File photo shows a TAP Air Portugal plane taxiing at Lisbon's airport. (Photo by Reuters)

Portugal's state-owned airline TAP said Thursday that it had cancelled over 1,300 flights ahead of a one-week strike called by unions starting next week to protest pay cuts.

A majority of the airline's nearly 1,000 employees voted to press ahead with the stoppage for January 25 to 31 after rejecting management's latest offer.

The strike is expected to cost the company around 48 million euros ($52 million) and affect some 156,000 passengers, it said in a statement, after a two-day walkout in December that saw 360 flights cancelled.

TAP says the salary reductions as well as job cuts and plane sales are needed to get the debt-laden carrier back on solid financial footing after its renationalization in 2020.

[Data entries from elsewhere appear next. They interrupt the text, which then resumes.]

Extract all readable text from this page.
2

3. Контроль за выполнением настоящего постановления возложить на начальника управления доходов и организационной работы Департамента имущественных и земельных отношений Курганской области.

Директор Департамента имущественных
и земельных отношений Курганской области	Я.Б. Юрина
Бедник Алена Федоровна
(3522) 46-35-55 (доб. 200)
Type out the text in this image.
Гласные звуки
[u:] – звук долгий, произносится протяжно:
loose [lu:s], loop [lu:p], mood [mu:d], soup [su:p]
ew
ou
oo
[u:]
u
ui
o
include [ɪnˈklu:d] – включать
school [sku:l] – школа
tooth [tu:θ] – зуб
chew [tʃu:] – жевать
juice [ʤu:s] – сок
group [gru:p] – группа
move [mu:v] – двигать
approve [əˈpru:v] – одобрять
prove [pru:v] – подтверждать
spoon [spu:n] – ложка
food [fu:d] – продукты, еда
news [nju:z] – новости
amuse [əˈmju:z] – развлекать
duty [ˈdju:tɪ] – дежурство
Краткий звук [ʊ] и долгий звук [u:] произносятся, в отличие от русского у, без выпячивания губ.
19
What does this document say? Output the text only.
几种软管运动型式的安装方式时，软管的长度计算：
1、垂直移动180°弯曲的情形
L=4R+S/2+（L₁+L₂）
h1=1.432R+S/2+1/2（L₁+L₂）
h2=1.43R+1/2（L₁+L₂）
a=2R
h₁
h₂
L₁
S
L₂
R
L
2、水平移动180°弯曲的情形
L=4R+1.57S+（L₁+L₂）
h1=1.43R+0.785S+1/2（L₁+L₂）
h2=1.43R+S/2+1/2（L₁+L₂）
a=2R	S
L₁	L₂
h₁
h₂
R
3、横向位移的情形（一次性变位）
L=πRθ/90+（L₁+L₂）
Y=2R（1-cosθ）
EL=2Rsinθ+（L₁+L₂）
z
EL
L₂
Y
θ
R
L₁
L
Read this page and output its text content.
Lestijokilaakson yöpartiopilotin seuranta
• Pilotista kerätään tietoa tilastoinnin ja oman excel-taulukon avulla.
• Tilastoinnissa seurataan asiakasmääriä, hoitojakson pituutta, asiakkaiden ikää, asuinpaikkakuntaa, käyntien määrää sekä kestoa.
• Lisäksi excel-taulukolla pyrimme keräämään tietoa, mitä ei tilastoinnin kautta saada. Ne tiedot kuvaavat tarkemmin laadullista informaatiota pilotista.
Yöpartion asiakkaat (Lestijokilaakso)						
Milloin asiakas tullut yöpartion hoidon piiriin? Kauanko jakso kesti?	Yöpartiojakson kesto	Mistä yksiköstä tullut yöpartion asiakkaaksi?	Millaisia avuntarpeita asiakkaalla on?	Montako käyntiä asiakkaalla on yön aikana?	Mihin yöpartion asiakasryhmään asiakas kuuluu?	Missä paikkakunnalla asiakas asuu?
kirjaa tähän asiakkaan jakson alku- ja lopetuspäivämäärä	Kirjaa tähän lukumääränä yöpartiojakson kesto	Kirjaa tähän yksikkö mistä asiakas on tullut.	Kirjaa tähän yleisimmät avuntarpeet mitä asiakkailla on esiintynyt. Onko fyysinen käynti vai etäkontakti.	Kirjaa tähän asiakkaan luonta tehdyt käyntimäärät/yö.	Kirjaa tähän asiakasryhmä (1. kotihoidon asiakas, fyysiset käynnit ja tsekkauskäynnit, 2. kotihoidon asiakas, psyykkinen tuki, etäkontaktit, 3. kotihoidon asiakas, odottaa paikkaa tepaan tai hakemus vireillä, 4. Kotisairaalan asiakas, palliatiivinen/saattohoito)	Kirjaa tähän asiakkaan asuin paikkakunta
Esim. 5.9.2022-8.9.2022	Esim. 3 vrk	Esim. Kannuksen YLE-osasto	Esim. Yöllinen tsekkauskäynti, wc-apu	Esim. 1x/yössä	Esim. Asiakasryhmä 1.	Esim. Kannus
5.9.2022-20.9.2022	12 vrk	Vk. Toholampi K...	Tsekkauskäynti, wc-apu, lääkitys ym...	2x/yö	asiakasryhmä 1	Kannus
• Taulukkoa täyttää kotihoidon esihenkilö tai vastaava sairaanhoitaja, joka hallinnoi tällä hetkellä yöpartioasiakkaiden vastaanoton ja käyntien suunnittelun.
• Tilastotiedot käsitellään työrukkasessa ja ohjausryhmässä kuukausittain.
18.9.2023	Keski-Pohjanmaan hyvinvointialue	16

The European Union conditioned the move on a 3.2-billion-euro restructuring plan, which has been challenged by the TAP pilots' union.

Employee anger deepened after it emerged in December that a cabinet member in Prime Minister Antonio Costa's government got a 500,000 euro severance package after stepping down from TAP's board last year.

Junior finance minister Alexandra Reis was forced to resign over the scandal, which also prompted infrastructure minister Pedro Nunes Santos and his deputy Hugo Santos Mendes to step down.